Светлый фон

Акация кричит, снова просит кушать. Мне пора…

5.

Незнакомец наблюдал за Юрой с самого начала и, без сомнения, слышал каждый вопрос, который тот задал, каждый уклончивый ответ, который получил. Язык ковровой дорожки впитывал тень как чернила. Потянуло сквозняком, и если бы Хоря попросили описать столь заурядное в старых домах событие, он бы сказал: «Этот сквозняк просочился сюда из чумной деревушки».

Обняв себя за плечи, будто пытаясь удержать на месте, Юра сделал шаг вперёд. Он почувствовал, как что-то проникает сквозь потолок и опускается на плечи, на одежду, на каждый незатейливый предмет в помещении, что-то вроде тончайшей серебряной пыли, пыльцы мотылька, что секунду назад оторвался от земли. И ничего уже не будет прежним. Вспомнить всё, что знал о тайных обществах. Ещё один шаг, и ещё. У дамы с собакой на портрете безумные глаза, а голову таксы кто-то заключил в прямоугольник и аккуратно заштриховал.

Юра никого не увидел. Только тусклый свет в окне в конце коридора, да блестящие, как начищенные воском, перила чуть справа. Если напрячь зрение, можно разглядеть ведущие наверх ступени.

Куда он мог спрятаться? Что там, ниша? Чулан?..

— Ваша жена здесь, — раздался тихий голос. Юра подскочил. Говоривший здесь, прямо перед носом. Но будь он проклят, если видел хоть что-нибудь, кроме семян одуванчика, что поднимались и опускались в неподвижном воздухе.

— Моя жена уже большая девочка, она идёт, куда хочет… Постойте, что? Здесь? Она здесь, вы так сказали?

Зрачки метались в его глазах, как бешеные.

— Да… наверху, — снова тихий, как вздох, голос, и снова прямо перед носом. Он возникал словно из пустоты. — Мы нашли её на заднем дворе, среди подсолнухов, и привели сюда. Это было около двух часов назад. Бедняжка очень испугалась. Она дезориентирована.

Юра наконец понял. Он опустился на корточки. Туфли затрещали, и левая лопнула возле носка, показав тёмно-коричневую изнанку.

Человек был, и он лежал на полу, на животе, словно получив солнечный удар.
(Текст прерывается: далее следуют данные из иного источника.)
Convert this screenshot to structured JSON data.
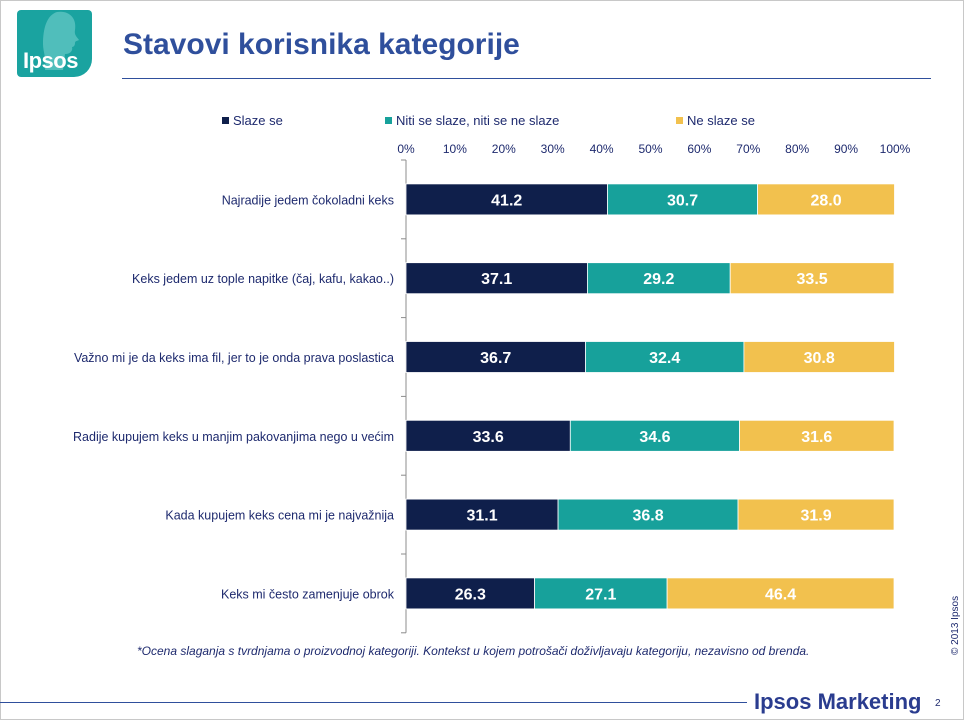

Юра ожидал расшитых золотом мантий и важных, древних лиц, будто появившихся на свет в музее восковых фигур. Бледность действительно присутствовала, но она не была аристократической, а солнце… если и существовало такое солнце, что отправило когда-то этого человека на больничную койку, то, скорее всего, оно было не земным. Как минимум, меркурианским. Безжалостный огненный шар, который оплавил конечности бедняги, точно зажигалка — руки и ноги пластикового солдатика, и сиял он не над головой, а в материнском чреве.

Человек смотрел снизу вверх, не испытывая никаких затруднений. Вместо ног — два куцых отростка, лишь слегка выступающих под штанинами. Полноценная рука всего одна, вторая же оканчивалась на запястном сгибе. Он использовал её в качестве опоры. Голова напоминала наполовину стёртый кусок ластика, выпавший из школьного пенала, да так и оставшийся лежать на парте, чтобы ночью превратиться в несуразного маленького человечка. Расположенная на необычайно длинной шее, она могла откидываться назад на все сто восемьдесят градусов. Сверху человечек был одет во что-то, напоминающее хрустящий чёрный пакет для мусора, с дырками для рук и головы. Юра подумал, что ко всему прочему он ещё и карлик… или ребёнок. Предполагать первое было куда легче и даже в какой-то мере спокойнее. Голос никак не ассоциировался с физическими недостатками; он глубок, пусть и тих, и очень печален. Когда уродец говорил, его бока поднимались и опускались, как кузнечные меха.